The environmentalists contend that under rules of the courts, the judge’s holdings in Ocean Energy Notes, Allis Chalmers Corp., El Paso Corp. and other offshore and energy- related companies should bar his ruling in the moratorium case.

Feldman also drew criticism for selling shares of Exxon Mobil Corp., which had an offshore well idled by the drilling moratorium, the morning after hearing arguments in the case. He issued his ruling scrapping the ban several hours later.

Feldman said in a statement released by his staff that he ordered his broker to sell the Exxon Mobil shares immediately, after he belatedly realized they were in his portfolio.

“Disqualification becomes automatic from the moment a judge discovers’’ a financial interest, Catherine Wannamaker, an environmental lawyer, said July 2 in a court filing, quoting a higher-court ruling.

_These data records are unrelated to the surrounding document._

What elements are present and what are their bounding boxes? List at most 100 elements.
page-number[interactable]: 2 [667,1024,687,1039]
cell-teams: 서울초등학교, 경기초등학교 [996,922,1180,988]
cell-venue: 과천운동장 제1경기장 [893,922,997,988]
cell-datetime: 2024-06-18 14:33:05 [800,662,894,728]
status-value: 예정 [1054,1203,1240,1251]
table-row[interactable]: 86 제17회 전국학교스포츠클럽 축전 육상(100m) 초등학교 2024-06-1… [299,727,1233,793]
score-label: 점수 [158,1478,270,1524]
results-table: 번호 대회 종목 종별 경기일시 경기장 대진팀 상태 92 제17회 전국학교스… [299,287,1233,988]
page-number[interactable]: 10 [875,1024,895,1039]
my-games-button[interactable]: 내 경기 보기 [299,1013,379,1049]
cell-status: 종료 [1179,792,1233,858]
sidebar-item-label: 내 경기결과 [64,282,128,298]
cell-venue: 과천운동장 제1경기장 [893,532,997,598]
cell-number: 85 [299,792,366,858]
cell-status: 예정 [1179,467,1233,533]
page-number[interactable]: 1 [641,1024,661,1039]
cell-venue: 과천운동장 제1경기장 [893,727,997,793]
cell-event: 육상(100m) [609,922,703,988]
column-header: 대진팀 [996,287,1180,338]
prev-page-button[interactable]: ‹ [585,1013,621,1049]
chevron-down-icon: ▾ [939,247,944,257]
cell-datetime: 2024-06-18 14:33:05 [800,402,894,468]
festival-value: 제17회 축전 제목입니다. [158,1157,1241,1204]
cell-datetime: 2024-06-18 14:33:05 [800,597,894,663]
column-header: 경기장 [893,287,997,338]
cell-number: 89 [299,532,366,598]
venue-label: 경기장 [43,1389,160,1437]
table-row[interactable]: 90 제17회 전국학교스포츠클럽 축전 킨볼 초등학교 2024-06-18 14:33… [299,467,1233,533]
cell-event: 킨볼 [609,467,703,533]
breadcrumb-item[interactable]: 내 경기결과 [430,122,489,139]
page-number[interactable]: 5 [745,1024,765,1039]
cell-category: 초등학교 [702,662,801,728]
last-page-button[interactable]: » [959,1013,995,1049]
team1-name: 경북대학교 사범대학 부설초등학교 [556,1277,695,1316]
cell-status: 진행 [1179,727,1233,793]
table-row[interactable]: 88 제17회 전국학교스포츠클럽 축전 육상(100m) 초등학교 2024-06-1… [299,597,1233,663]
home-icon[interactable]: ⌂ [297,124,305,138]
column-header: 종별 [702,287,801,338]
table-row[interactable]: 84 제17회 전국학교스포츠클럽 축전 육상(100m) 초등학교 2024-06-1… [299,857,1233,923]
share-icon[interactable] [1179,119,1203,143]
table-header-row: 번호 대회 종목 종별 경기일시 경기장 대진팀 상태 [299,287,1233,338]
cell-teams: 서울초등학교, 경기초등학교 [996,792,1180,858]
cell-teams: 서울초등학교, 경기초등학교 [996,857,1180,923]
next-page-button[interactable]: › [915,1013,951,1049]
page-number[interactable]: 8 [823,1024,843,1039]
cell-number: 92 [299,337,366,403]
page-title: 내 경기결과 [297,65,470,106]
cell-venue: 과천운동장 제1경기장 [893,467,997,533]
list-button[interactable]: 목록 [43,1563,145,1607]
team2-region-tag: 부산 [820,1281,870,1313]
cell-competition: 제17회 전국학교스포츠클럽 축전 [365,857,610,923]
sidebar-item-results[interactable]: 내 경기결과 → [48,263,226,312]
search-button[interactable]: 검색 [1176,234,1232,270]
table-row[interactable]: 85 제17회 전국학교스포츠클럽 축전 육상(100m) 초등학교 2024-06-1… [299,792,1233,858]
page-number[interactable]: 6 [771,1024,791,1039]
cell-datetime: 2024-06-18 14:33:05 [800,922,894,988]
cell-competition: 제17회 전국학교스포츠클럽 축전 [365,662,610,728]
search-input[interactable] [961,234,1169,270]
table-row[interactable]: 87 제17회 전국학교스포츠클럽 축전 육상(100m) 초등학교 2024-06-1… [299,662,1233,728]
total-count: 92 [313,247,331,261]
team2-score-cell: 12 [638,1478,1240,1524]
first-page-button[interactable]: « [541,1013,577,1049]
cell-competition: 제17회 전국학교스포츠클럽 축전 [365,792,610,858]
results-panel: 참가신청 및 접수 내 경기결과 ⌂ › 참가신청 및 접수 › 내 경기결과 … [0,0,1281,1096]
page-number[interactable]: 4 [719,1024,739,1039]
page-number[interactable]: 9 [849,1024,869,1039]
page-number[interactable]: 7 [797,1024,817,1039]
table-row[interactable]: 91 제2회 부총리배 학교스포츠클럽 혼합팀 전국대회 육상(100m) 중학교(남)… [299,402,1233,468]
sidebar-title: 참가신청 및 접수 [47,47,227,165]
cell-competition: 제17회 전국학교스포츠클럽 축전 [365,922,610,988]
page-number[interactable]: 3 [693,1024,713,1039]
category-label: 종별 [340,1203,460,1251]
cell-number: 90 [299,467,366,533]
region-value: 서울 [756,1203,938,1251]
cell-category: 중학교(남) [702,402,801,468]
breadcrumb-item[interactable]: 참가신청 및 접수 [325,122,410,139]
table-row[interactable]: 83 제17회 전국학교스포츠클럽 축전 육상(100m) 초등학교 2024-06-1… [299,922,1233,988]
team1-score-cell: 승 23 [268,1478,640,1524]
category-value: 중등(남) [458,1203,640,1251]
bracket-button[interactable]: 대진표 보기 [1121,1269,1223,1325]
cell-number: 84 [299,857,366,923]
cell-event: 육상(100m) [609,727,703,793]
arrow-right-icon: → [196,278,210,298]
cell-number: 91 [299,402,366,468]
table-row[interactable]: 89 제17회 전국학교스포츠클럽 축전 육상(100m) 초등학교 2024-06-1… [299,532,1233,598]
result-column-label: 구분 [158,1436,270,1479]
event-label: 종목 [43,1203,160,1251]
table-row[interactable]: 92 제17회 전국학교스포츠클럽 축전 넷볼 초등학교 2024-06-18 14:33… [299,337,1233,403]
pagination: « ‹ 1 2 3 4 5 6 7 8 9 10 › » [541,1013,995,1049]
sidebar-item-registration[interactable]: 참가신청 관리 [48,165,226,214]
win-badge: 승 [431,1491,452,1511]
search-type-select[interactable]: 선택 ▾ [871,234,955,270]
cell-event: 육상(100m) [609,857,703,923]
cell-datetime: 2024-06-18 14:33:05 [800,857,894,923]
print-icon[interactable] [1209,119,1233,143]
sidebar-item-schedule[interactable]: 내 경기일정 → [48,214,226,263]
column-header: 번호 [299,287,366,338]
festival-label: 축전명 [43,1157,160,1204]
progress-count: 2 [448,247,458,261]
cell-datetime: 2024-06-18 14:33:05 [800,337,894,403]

The conflict can’t be resolved by immediately selling shares, Wannamaker wrote, citing precedents by the New Orleans appeals court for Feldman’s district.

King Richard:
A horse, a horse! My kingdom for a horse!

Withdraw, my lord; I’ll help you to a horse.

King Richard:
Slave! I have set my life upon a cast,
And I will stand the hazard of the die.

Richard The Third Act 5, scene 4, 7–10

2 thoughts on “"Withdraw, my lord, I'll help you to a horse" – King Martin of Feldman denies Motion for (his)Disqualification”

  1. My legal research in “disqualification and/or recusal” matters is at my office and in the record of the criminal proceedings brought against me (Criminal Case No. 10-034), my bankruptcy proceedings (Case No. 09-12627) or the case brought against me by the so-called “expert witness”, and presided over by the lazy, stupid and corrupt Lemelle, who had previously wrongfully suspended me from the practice of law for 5 years (Civil Action N. 07-3129). However, the BASIC FLAW in a legal system which allows the very same Judge whose disqualification/recusal is being sought to rule on the said motion should be OBVIOUS, even to non-lawyers. As to Feldman, recall that the “hearing” was held on June 23, 2010 (the case was already decided at the time of the hearing – Yes, Marty, let’s see your “notes”, your computer hard-drive, your intra-office memoranda to your law clerks, and your law clerk’s “Bench Memorandum” in “the moratorium” case). According to “the Lame Stream Media”, only Feldman’s 2008 financial holdings, part of 2009, and some very limited information about 2010 have been made public. For instance, for 2010, all the Public knows is that Feldman allegedly liquidated some Exxon holdings the day before or the morning of the hearing – I aver that the available record is NOT “crystal clear”. And if Feldman did what he claims to have done, namely put in a “sell” order by telephone to his broker, why only Exxon? Did he sell 100% of his Exxon position? What “other” oil and gas positions did he have on June 22 and 23, 2010, and why didn’t he sell those, as well? The “rule” of In Re City of Houston and In Re Placid Oil is really very “limited”: Recusal is not required in a case where the presiding Judge owns stock in “A COMPANY” in the same industry as one of the parties. Feldman’s pre-2oo8 oil and gas holdings were, by number, fairly extensive, although one looking at the Financial Disclosure Forms is required to speculate about the financial value. The records for 2009 are incomplete, and the 2010 information is virtually non-existent, except for what Feldman has told us about his Exxon stock. So show me the records, Marty, including the telephone records between you and your broker, and I’ll consider letting you “off-the-hook”. Ashton O’Dwyer.

  2. In 2008, despite long-held oil-industry investments, Judge Feldman agreed to hear the lawsuit, Save Our Wetlands v. Terrebonne Levee & Conservation District (Civil Action No. 08-2159). Save Our Wetlands, a non-profit environmental group, is an outspoken critic of Shell Oil Co. and Shell’s dominance over various public and private environmental entities. The group also advocates for the reclamation of wetlands that have been eroded by the many thousands of miles of canals and navigation channels that are used in service to the oil and gas industry in Terrebonne and Lafourche parishes in Louisiana.